A point object is kept 10 cm away from one of the surfaces of a thick double convex lens of refractive index 1.5 and radii of curvature 10 cm and 8 cm . Determine Focal length.​

Answer 1

Solution :

As per the given data ,

• Image distance ( u) = - 10 cm
• Refractive index of the lens (μ) = 1.5
• R 1 = 10 cm
• R 2 = - 8 cm

Note : Distances are always measured from the optical center of the lens .
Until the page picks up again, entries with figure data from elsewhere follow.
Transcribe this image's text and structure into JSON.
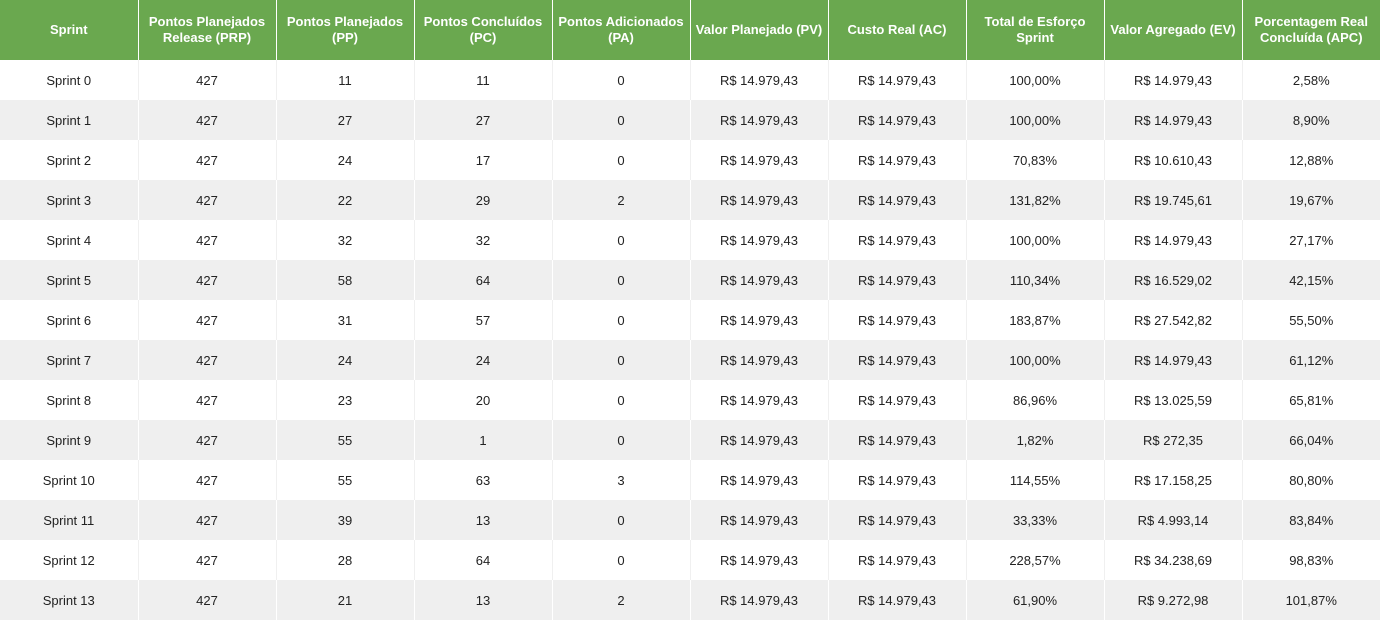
{
  "table": {
    "headers": [
      "Sprint",
      "Pontos Planejados Release (PRP)",
      "Pontos Planejados (PP)",
      "Pontos Concluídos (PC)",
      "Pontos Adicionados (PA)",
      "Valor Planejado (PV)",
      "Custo Real (AC)",
      "Total de Esforço Sprint",
      "Valor Agregado (EV)",
      "Porcentagem Real Concluída (APC)"
    ],
    "rows": [
      [
        "Sprint 0",
        "427",
        "11",
        "11",
        "0",
        "R$ 14.979,43",
        "R$ 14.979,43",
        "100,00%",
        "R$ 14.979,43",
        "2,58%"
      ],
      [
        "Sprint 1",
        "427",
        "27",
        "27",
        "0",
        "R$ 14.979,43",
        "R$ 14.979,43",
        "100,00%",
        "R$ 14.979,43",
        "8,90%"
      ],
      [
        "Sprint 2",
        "427",
        "24",
        "17",
        "0",
        "R$ 14.979,43",
        "R$ 14.979,43",
        "70,83%",
        "R$ 10.610,43",
        "12,88%"
      ],
      [
        "Sprint 3",
        "427",
        "22",
        "29",
        "2",
        "R$ 14.979,43",
        "R$ 14.979,43",
        "131,82%",
        "R$ 19.745,61",
        "19,67%"
      ],
      [
        "Sprint 4",
        "427",
        "32",
        "32",
        "0",
        "R$ 14.979,43",
        "R$ 14.979,43",
        "100,00%",
        "R$ 14.979,43",
        "27,17%"
      ],
      [
        "Sprint 5",
        "427",
        "58",
        "64",
        "0",
        "R$ 14.979,43",
        "R$ 14.979,43",
        "110,34%",
        "R$ 16.529,02",
        "42,15%"
      ],
      [
        "Sprint 6",
        "427",
        "31",
        "57",
        "0",
        "R$ 14.979,43",
        "R$ 14.979,43",
        "183,87%",
        "R$ 27.542,82",
        "55,50%"
      ],
      [
        "Sprint 7",
        "427",
        "24",
        "24",
        "0",
        "R$ 14.979,43",
        "R$ 14.979,43",
        "100,00%",
        "R$ 14.979,43",
        "61,12%"
      ],
      [
        "Sprint 8",
        "427",
        "23",
        "20",
        "0",
        "R$ 14.979,43",
        "R$ 14.979,43",
        "86,96%",
        "R$ 13.025,59",
        "65,81%"
      ],
      [
        "Sprint 9",
        "427",
        "55",
        "1",
        "0",
        "R$ 14.979,43",
        "R$ 14.979,43",
        "1,82%",
        "R$ 272,35",
        "66,04%"
      ],
      [
        "Sprint 10",
        "427",
        "55",
        "63",
        "3",
        "R$ 14.979,43",
        "R$ 14.979,43",
        "114,55%",
        "R$ 17.158,25",
        "80,80%"
      ],
      [
        "Sprint 11",
        "427",
        "39",
        "13",
        "0",
        "R$ 14.979,43",
        "R$ 14.979,43",
        "33,33%",
        "R$ 4.993,14",
        "83,84%"
      ],
      [
        "Sprint 12",
        "427",
        "28",
        "64",
        "0",
        "R$ 14.979,43",
        "R$ 14.979,43",
        "228,57%",
        "R$ 34.238,69",
        "98,83%"
      ],
      [
        "Sprint 13",
        "427",
        "21",
        "13",
        "2",
        "R$ 14.979,43",
        "R$ 14.979,43",
        "61,90%",
        "R$ 9.272,98",
        "101,87%"
      ]
    ]
  },
  "colors": {
    "header_background": "#6aa84f",
    "header_text": "#ffffff",
    "row_alternate": "#efefef"
  }
}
By using the lens makers formula ,

$\leadsto\mathtt{\dfrac{1}{f} = (n-1) \bigg[ \dfrac{1}{R_1} - \dfrac{1}{R_2}\bigg] }$

$\leadsto\mathtt{\dfrac{1}{f} = (1.5-1) \bigg[ \dfrac{1}{10} + \dfrac{1}{8}\bigg]}$

$\leadsto\mathtt{\dfrac{1}{f} = 0.5 \bigg[ \dfrac{18}{80}\bigg]}$

$\leadsto\mathtt{\dfrac{1}{f} = 0.5 \times 0.225 }$

$\leadsto\mathtt{f = \dfrac{1}{0.1125} }$

$\leadsto\mathtt{f = 8.8 cm }$

The focal length of the object is 8.8 cm .

Additional information :

• The focal length of a convex lens is positive
• The focal length of a concave lens is negative

Lens formula,

• 1 / f = 1 / v - 1/ u

Magnification ,

• m = v / u